Tra l’altro, proprio le stazioni  specie se in luoghi isolati – sembrano il terreno di caccia preferito dei ragazzi. “Non è un fenomeno di questa epoca – sottolinea Maura Manca – da tanti anni mi occupo di casi del genere. Cercare di farsi una foto con a pochi centimetri un treno in corsa soddisfa il desiderio di sensazioni forti che ogni ragazzo ricerca”. La psicoteraputa, riportando la sua esperienza professionale, racconta anche di storie in cui si mette in gioco la vita per soldi, scommettendo sulla buona riuscita dell’impresa. E il fatto, poi, di postarlo online non fa che attestare pubblicamente il proprio coraggio.

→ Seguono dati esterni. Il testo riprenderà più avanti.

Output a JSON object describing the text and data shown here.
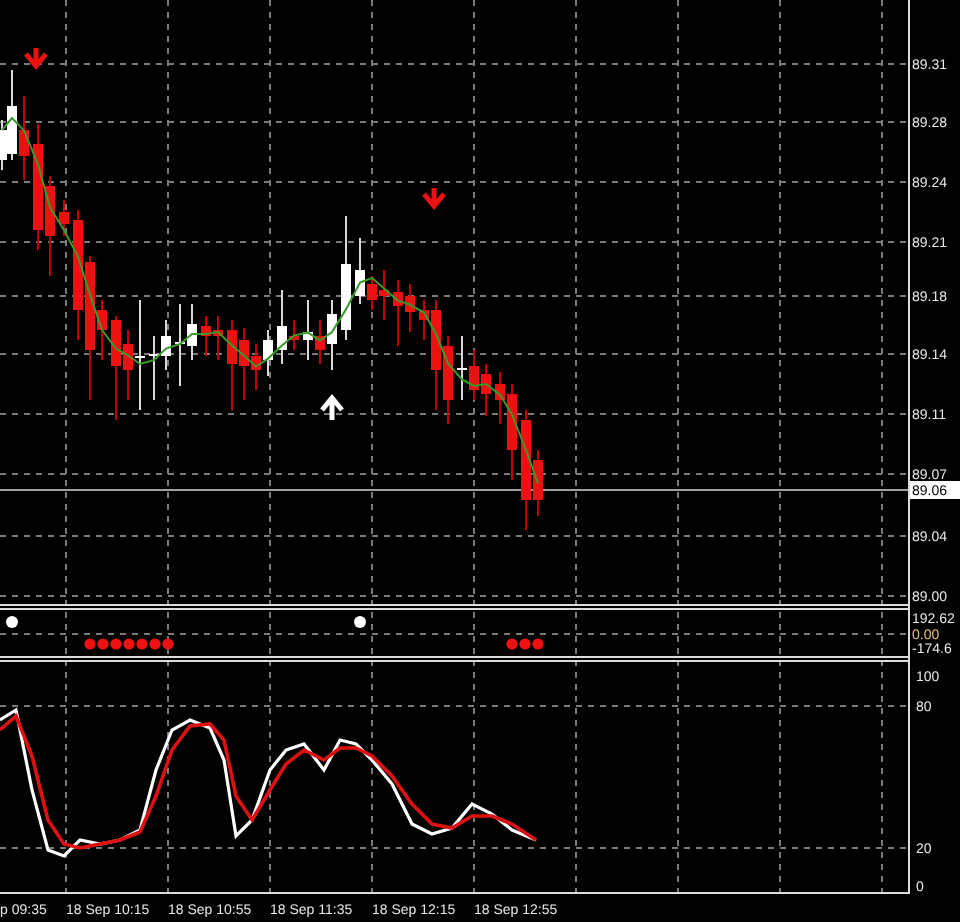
{
  "price_axis": {
    "labels": [
      {
        "text": "89.31",
        "kind": "tick"
      },
      {
        "text": "89.28",
        "kind": "tick"
      },
      {
        "text": "89.24",
        "kind": "tick"
      },
      {
        "text": "89.21",
        "kind": "tick"
      },
      {
        "text": "89.18",
        "kind": "tick"
      },
      {
        "text": "89.14",
        "kind": "tick"
      },
      {
        "text": "89.11",
        "kind": "tick"
      },
      {
        "text": "89.07",
        "kind": "tick"
      },
      {
        "text": "89.06",
        "kind": "current"
      },
      {
        "text": "89.04",
        "kind": "tick"
      },
      {
        "text": "89.00",
        "kind": "tick"
      }
    ]
  },
  "indicator_axis": {
    "labels": [
      "192.62",
      "0.00",
      "-174.6"
    ]
  },
  "oscillator_axis": {
    "labels": [
      "100",
      "80",
      "20",
      "0"
    ]
  },
  "time_axis": {
    "labels": [
      "p 09:35",
      "18 Sep 10:15",
      "18 Sep 10:55",
      "18 Sep 11:35",
      "18 Sep 12:15",
      "18 Sep 12:55"
    ]
  }
}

Ma non è solo colpa dei social network

Quasi sempre sono le logiche del branco ad avere la meglio sulla psiche. Difficile che un ragazzo faccia le stesse cose quando è da solo. “In adolescenza c’è un bisogno costante di omologazione, di sentirsi più forti ma in mezzo agli altri – sottolinea la psicoterapeuta – ed è una cosa che può anche starci, rientra nel normale percorso di costruzione della personalità”. Il gruppo prende il sopravvento, fa abbassare le difese, inibisce la paura; ma “le paure sono fondamentali per frenare le nostre derive; il senso del limite ci fa valutare le conseguenze immediate e quelle a lungo termine”. Variabili attraverso cui, di fronte a un ipotetico abisso, preferiamo sempre la vita.